Tribunal Administratif de Lyon — Décision N° TA69-2515441

mardi 31 mars 2026

JuridictionTribunal Administratif de Lyon
SectionTribunal Administratif de Lyon
N° DossierTA69-2515441
TypeOrdonnance
RecoursExcès de pouvoir
PublicationD
Avocat requérantIMBERT MINNI

Résumé IA

Le Tribunal administratif de Lyon constate l'absence d'objet à statuer sur une requête en annulation d'une décision implicite de rejet de titre de séjour, la préfète ayant délivré le titre sollicité en cours d'instance. La juridiction applique l'article R. 222-1 du code de justice administrative pour prononcer ce non-lieu à statuer. Elle condamne néanmoins l'État à verser 1 200 euros au requérant au titre de l'article L. 761-1 du même code.

Texte intégral

La présidente de la 5ème chambreVu la procédure suivante :

Par une requête enregistrée le 9 décembre 2025, et un mémoire en maintien de requête enregistré le 8 janvier 2026, M. A... B..., représenté par Me Imbert Minni, demande au tribunal :

1°) d’annuler la décision implicite de rejet née du silence gardé par la préfète du Rhône sur sa demande de délivrance d’un titre de séjour formulée le 31 décembre 2023 ;

2°) d’enjoindre à la préfète du Rhône de lui délivrer un titre de séjour dans un délai d’un mois suivant la notification du jugement et sous astreinte de 50 euros par jour de retard ;

3°) de mettre à la charge de l’Etat la somme de 1 500 euros à lui verser au titre de l’article L. 761-1 du code de justice administrative.

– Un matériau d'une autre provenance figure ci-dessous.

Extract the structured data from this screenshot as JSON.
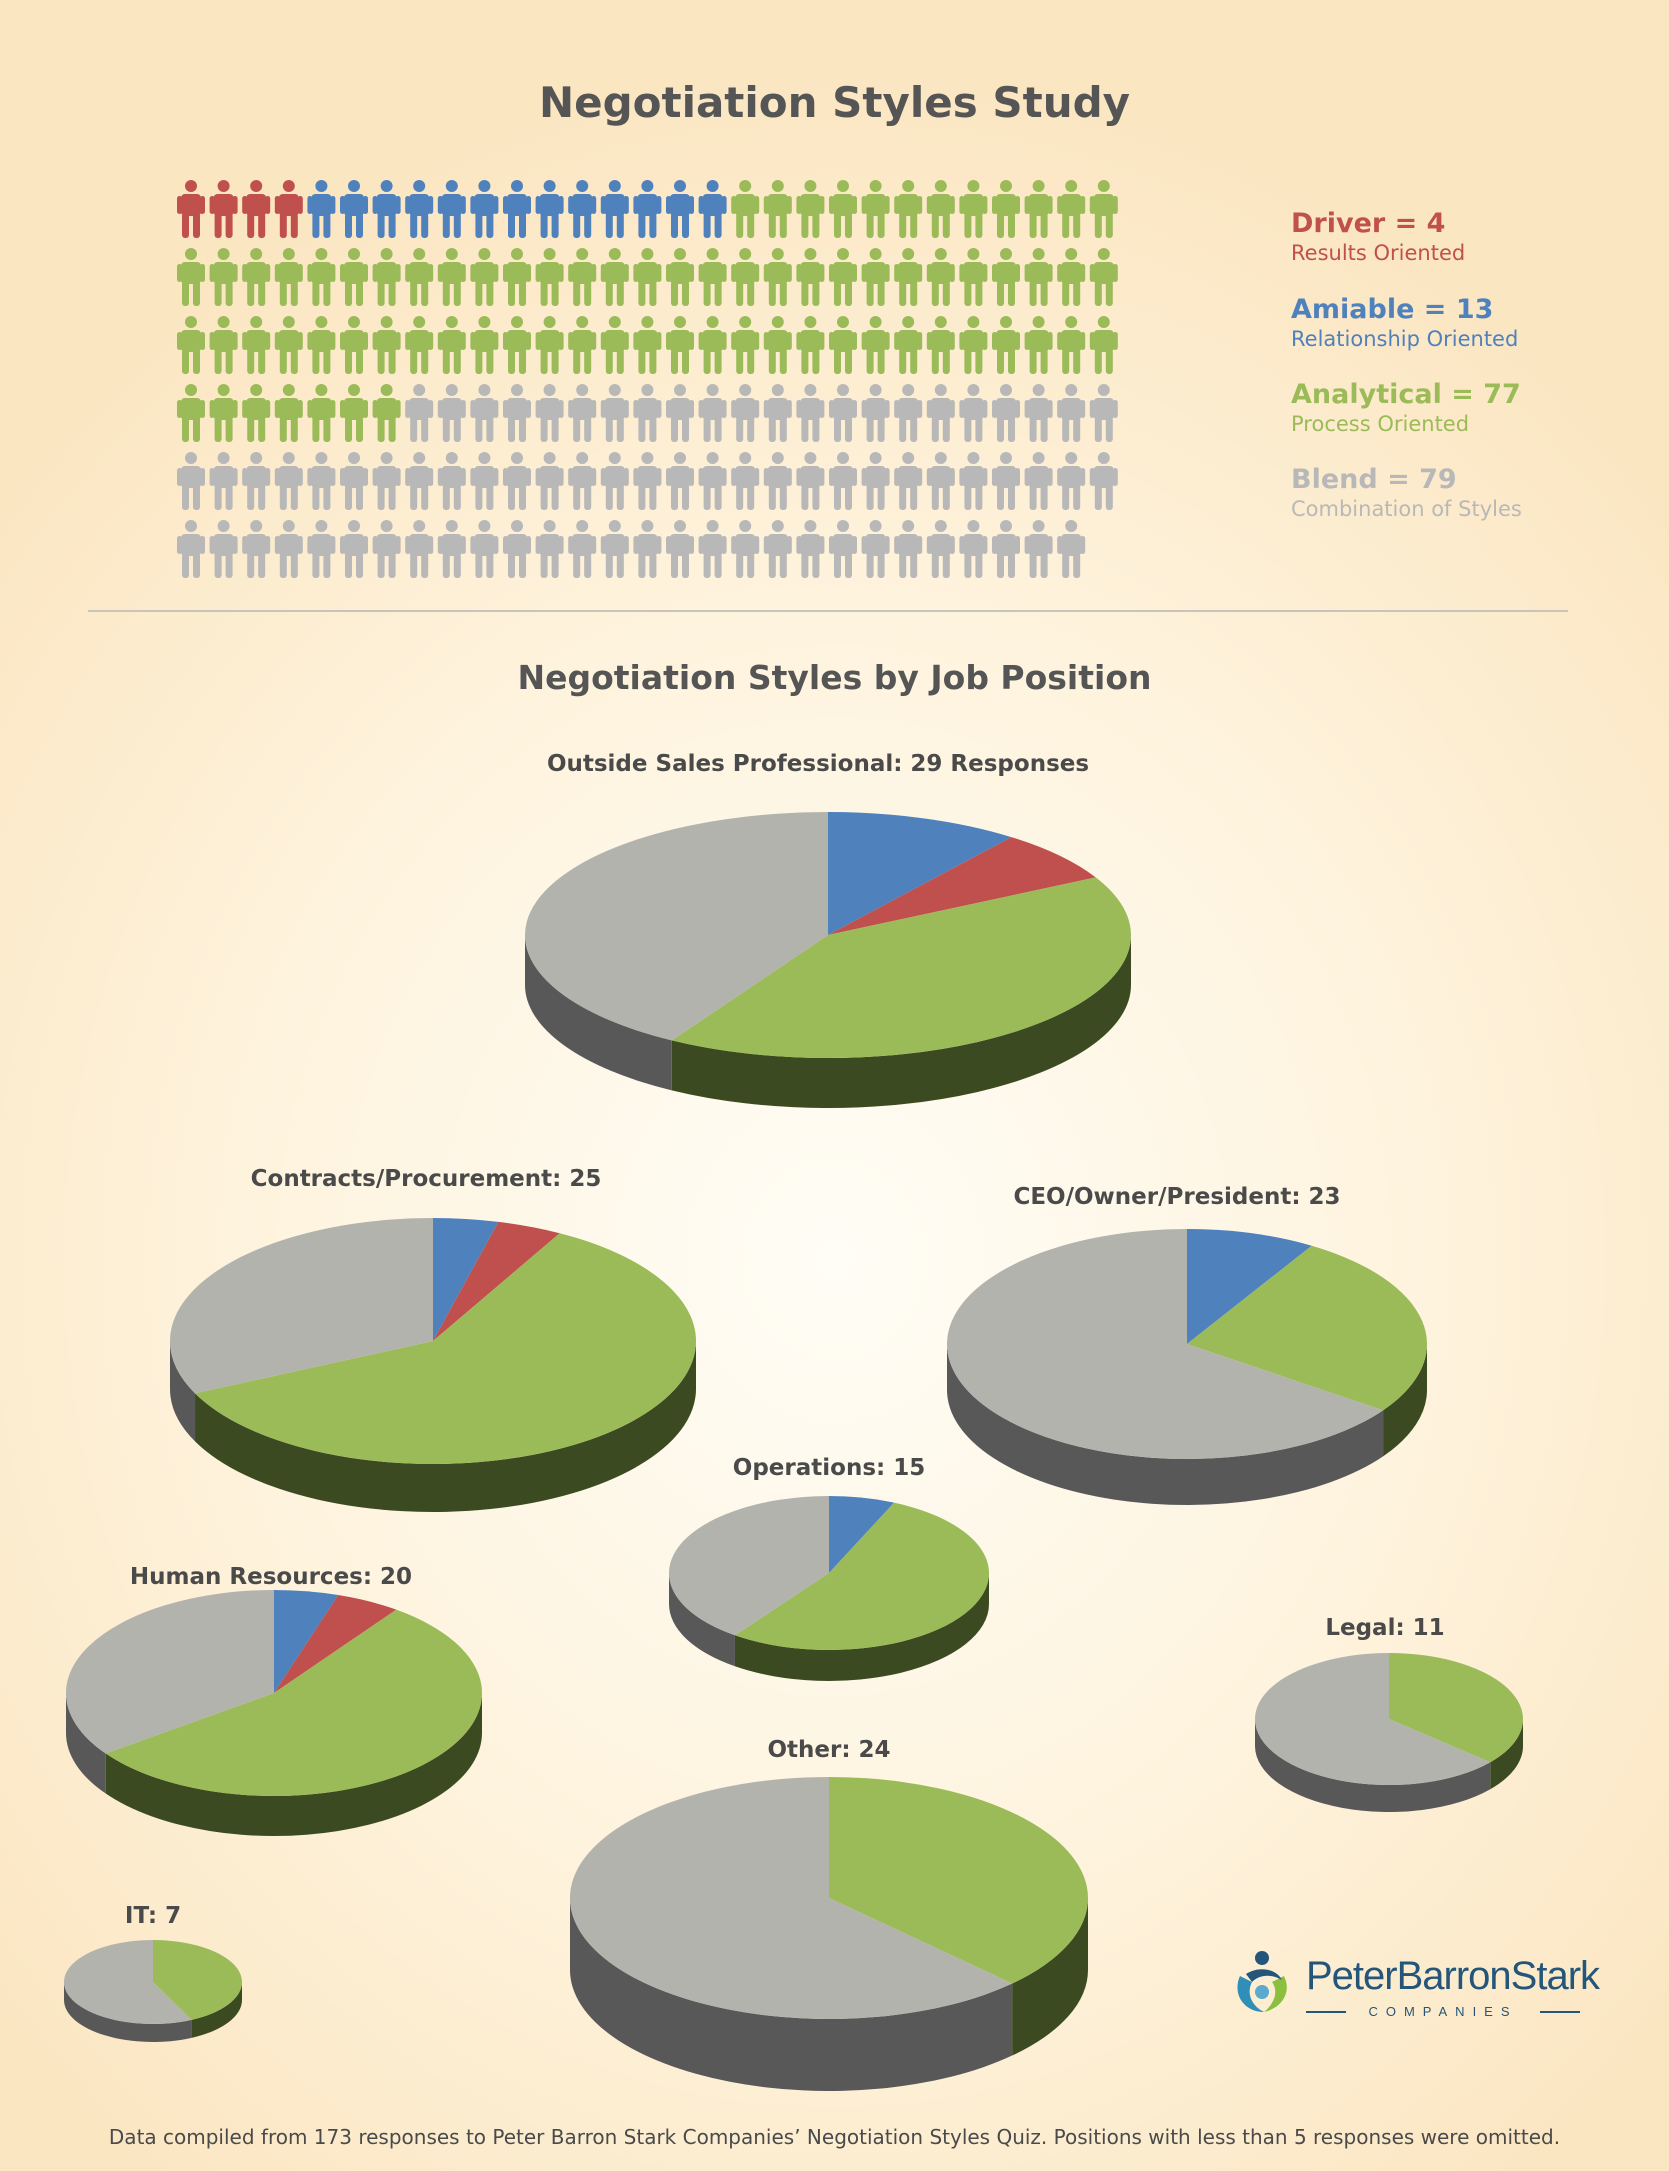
{
  "title": "Negotiation Styles Study",
  "legend": [
    {
      "label": "Driver = 4",
      "sub": "Results Oriented",
      "color": "#c0504d"
    },
    {
      "label": "Amiable = 13",
      "sub": "Relationship Oriented",
      "color": "#4f81bd"
    },
    {
      "label": "Analytical = 77",
      "sub": "Process Oriented",
      "color": "#9bbb59"
    },
    {
      "label": "Blend = 79",
      "sub": "Combination of Styles",
      "color": "#b8b8b8"
    }
  ],
  "subtitle": "Negotiation Styles by Job Position",
  "footer": "Data compiled from 173 responses to Peter Barron Stark Companies’ Negotiation Styles Quiz. Positions with less than 5 responses were omitted.",
  "logo": {
    "name": "PeterBarronStark",
    "sub": "COMPANIES"
  },
  "chart_data": [
    {
      "type": "pictograph",
      "icon": "person-icon",
      "per_row": 29,
      "series": [
        {
          "name": "Driver",
          "value": 4,
          "color": "#c0504d"
        },
        {
          "name": "Amiable",
          "value": 13,
          "color": "#4f81bd"
        },
        {
          "name": "Analytical",
          "value": 77,
          "color": "#9bbb59"
        },
        {
          "name": "Blend",
          "value": 79,
          "color": "#b8b8b8"
        }
      ]
    },
    {
      "type": "pie",
      "slice_order": [
        "Amiable",
        "Driver",
        "Analytical",
        "Blend"
      ],
      "colors": {
        "Amiable": "#4f81bd",
        "Driver": "#c0504d",
        "Analytical": "#9bbb59",
        "Blend": "#b3b3ae"
      },
      "pies": [
        {
          "label": "Outside Sales Professional: 29 Responses",
          "total": 29,
          "values": {
            "Amiable": 3,
            "Driver": 2,
            "Analytical": 12,
            "Blend": 12
          }
        },
        {
          "label": "Contracts/Procurement: 25",
          "total": 25,
          "values": {
            "Amiable": 1,
            "Driver": 1,
            "Analytical": 15,
            "Blend": 8
          }
        },
        {
          "label": "CEO/Owner/President: 23",
          "total": 23,
          "values": {
            "Amiable": 2,
            "Driver": 0,
            "Analytical": 6,
            "Blend": 15
          }
        },
        {
          "label": "Operations: 15",
          "total": 15,
          "values": {
            "Amiable": 1,
            "Driver": 0,
            "Analytical": 8,
            "Blend": 6
          }
        },
        {
          "label": "Human Resources: 20",
          "total": 20,
          "values": {
            "Amiable": 1,
            "Driver": 1,
            "Analytical": 11,
            "Blend": 7
          }
        },
        {
          "label": "Legal: 11",
          "total": 11,
          "values": {
            "Amiable": 0,
            "Driver": 0,
            "Analytical": 4,
            "Blend": 7
          }
        },
        {
          "label": "Other: 24",
          "total": 24,
          "values": {
            "Amiable": 0,
            "Driver": 0,
            "Analytical": 9,
            "Blend": 15
          }
        },
        {
          "label": "IT: 7",
          "total": 7,
          "values": {
            "Amiable": 0,
            "Driver": 0,
            "Analytical": 3,
            "Blend": 4
          }
        }
      ]
    }
  ]
}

Par un mémoire en défense enregistré le 4 mars 2026, la préfète du Rhône conclut au non-lieu à statuer sur la requête et au rejet des conclusions relatives aux frais de l’instance. Elle fait valoir qu’elle a délivré à M. B..., par décision du 23 février 2026, une carte de séjour temporaire d’un an, et qu’il est en possession d’un récépissé d’une durée de validité de trois mois dans l’attente de la remise effective du titre.


Vu les autres pièces du dossier ;

Vu le code de justice administrative.


Considérant ce qui suit :

Aux termes de l’article R. 222-1 du code de justice administrative : « (…) les présidents de formation de jugement des tribunaux (…) peuvent, par ordonnance : (…) 3° Constater qu'il n'y a pas lieu de statuer sur une requête ; (…) 5° Statuer sur les requêtes qui ne présentent plus à juger de questions autres que la condamnation prévue à l'article L. 761-1 ou la charge des dépens (…) ».

Il ressort des pièces du dossier que, par une décision du 23 février 2026, la préfète du Rhône a délivré à M. B... le titre de séjour temporaire qu’il sollicitait, rapportant ainsi la décision implicite de rejet contestée dans la présente requête. Les conclusions en annulation et injonction de cette requête ont dont perdu leur objet en cours d’instance, et il n’y a par suite plus lieu d’y statuer.

Dans les circonstances de l’espèce, il y a lieu de mettre à la charge de l’Etat le versement à M. B... de la somme de 1 200 euros qu’il sollicite au titre des dispositions de l’article L. 761-1 du code de justice administrative.



O R D O N N E :


Article 1er : Il n’y a plus lieu à statuer sur les conclusions en annulation et injonction de la requête de M. B....

Article 2 : L’Etat versera une somme de 1 200 (mille deux cents) euros à M. B... au titre des dispositions de l’article L. 761-1 du code de justice administrative.

Article 3 : La présente ordonnance sera notifiée à M. A... B... et à la préfète du Rhône.


Fait à Lyon, le 31 mars 2026.


La présidente de la 5ème chambre,




A-S. Bour


La République mande et ordonne à la préfète du Rhône, en ce qui la concerne, ou à tous commissaires de justice à ce requis, en ce qui concerne les voies de droit commun contre les parties privées, de pourvoir à l'exécution de la présente décision.